Segundo Editorial do Estadão, 15/11/2023

 O problema de um STF protagonista


Corte tem importante papel contramajoritario na defesa da Constituição. Mas avanços sociais são promovidos por exercício de cidadania, não por Judiciário dito esclarecido


É cada vez mais comum ouvir que, nas últimas décadas, o Supremo Tribunal Federal (STF) assumiu a liderança na defesa de direitos fundamentais no Brasil. Em geral, essa afirmação tem um tom de celebração. O País conta com uma Corte constitucional que vem promovendo importantes direitos e garantias, em uma trajetória de claro progresso civilizatório – e tudo isso seria manifestação de um bom funcionamento do Estado Democrático de Direito. O STF chega aonde o Congresso mostra-se incapaz de chegar.

De fato, o Supremo tem sido importante na defesa do regime democrático; de forma especial, entre 2019 e 2022, quando o governo Bolsonaro tentou, de diversas formas, corromper a separação de Poderes, o princípio federativo e o sistema eleitoral. Ao mesmo tempo, admitir os bons serviços prestados pela Corte não é incompatível com reconhecer as muitas vezes em que o STF se equivocou, sendo ele próprio fonte de problemas (não de soluções) e fator de instabilidade (não de segurança e previsibilidade).

No entanto, seja qual for a avaliação que se faça dos erros e dos acertos do Supremo nos últimos anos, é de admitir que o País tem um enorme problema se continuamente os direitos fundamentais precisam ser promovidos não por uma maioria política, mas pelo Judiciário, com sua atuação contramajoritária. Eis o fato incontestável. Se o STF é o grande promotor dos direitos e garantias no País, isso significa que a população brasileira, por meio de seus representantes eleitos, tem sido incapaz de respeitar e promover esses direitos.

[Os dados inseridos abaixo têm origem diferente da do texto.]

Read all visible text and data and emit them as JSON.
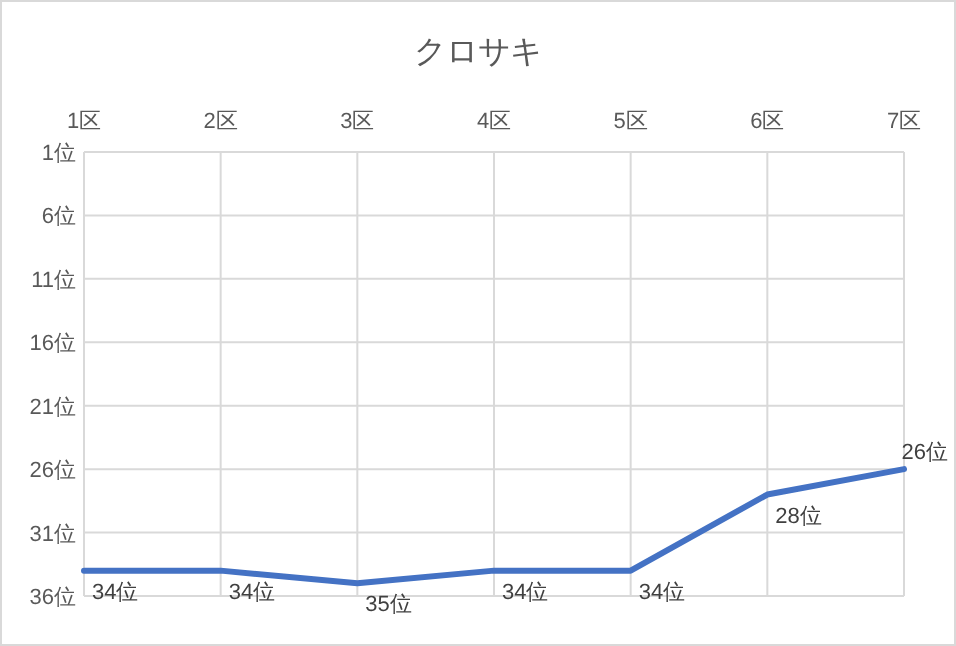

Não há dúvida de que uma Corte constitucional tem importante papel contramajoritário. Sua missão é garantir o respeito à Constituição, seja qual for a vontade política majoritária do momento. No entanto, se isso é contínuo – se os “avanços civilizatórios” têm de ser promovidos habitualmente pelo STF, e não por meio da maioria política –, tem-se um motivo não de celebração, mas de profunda preocupação.

Essa proatividade continuada do Supremo é sintoma de que a compreensão da população, em sua maioria, está indo por outros rumos, acolhendo outros significados, assumindo outros valores. Há um descolamento, não apenas momentâneo, entre o Direito (afirmado pelo STF) e a vontade política, o que é problemático sob diversos aspectos.

Em primeiro lugar, é uma fantasia pensar que basta o STF declarar direitos para que eles sejam devidamente cumpridos. Nessa ilusão, há uma sobrevalorização não apenas do alcance do poder estatal, mas da própria ideia de direito, como se seu reconhecimento formal por meio de uma decisão judicial fosse suficiente para assegurar sua efetividade.

Em segundo lugar, é preciso contextualizar e relativizar a ideia de avanço civilizatório promovido por uma Corte constitucional. Há verdadeira melhoria no respeito a direitos fundamentais se esses direitos têm de ser declarados contra a vontade da maioria da população? Talvez se possa dizer, a depender das circunstâncias, que determinada decisão judicial constitui um atestado do atraso civilizatório do País. Mas declarar que tal decisão instaura, por si só, um novo status civilizatório no País é compreender, de forma muito superficial, o que é civilização, respeito ao outro ou mesmo desenvolvimento social e humano.

Cabe ainda questionar a própria noção de avanço civilizatório realizado por 11 pessoas não eleitas. Não há efetivo progresso humano sem representação ou participação popular, com soluções ditadas de cima para baixo. Estado Democrático de Direito não é uma espécie de sistema aristocrático esclarecido, com alguns poucos ditando as regras sobre todos os demais. A civilização não é obra de decreto judicial.

Além das questões de competência e de efetividade – que não devem ser desprezadas –, é preciso advertir que a concepção de um STF promotor-mór da civilização não se contrapõe às causas do atraso brasileiro. Segue o mesmo padrão, cujos frutos são bem conhecidos: o de uma cidadania outorgada de cima para baixo, que nunca é plena nem genuinamente autônoma.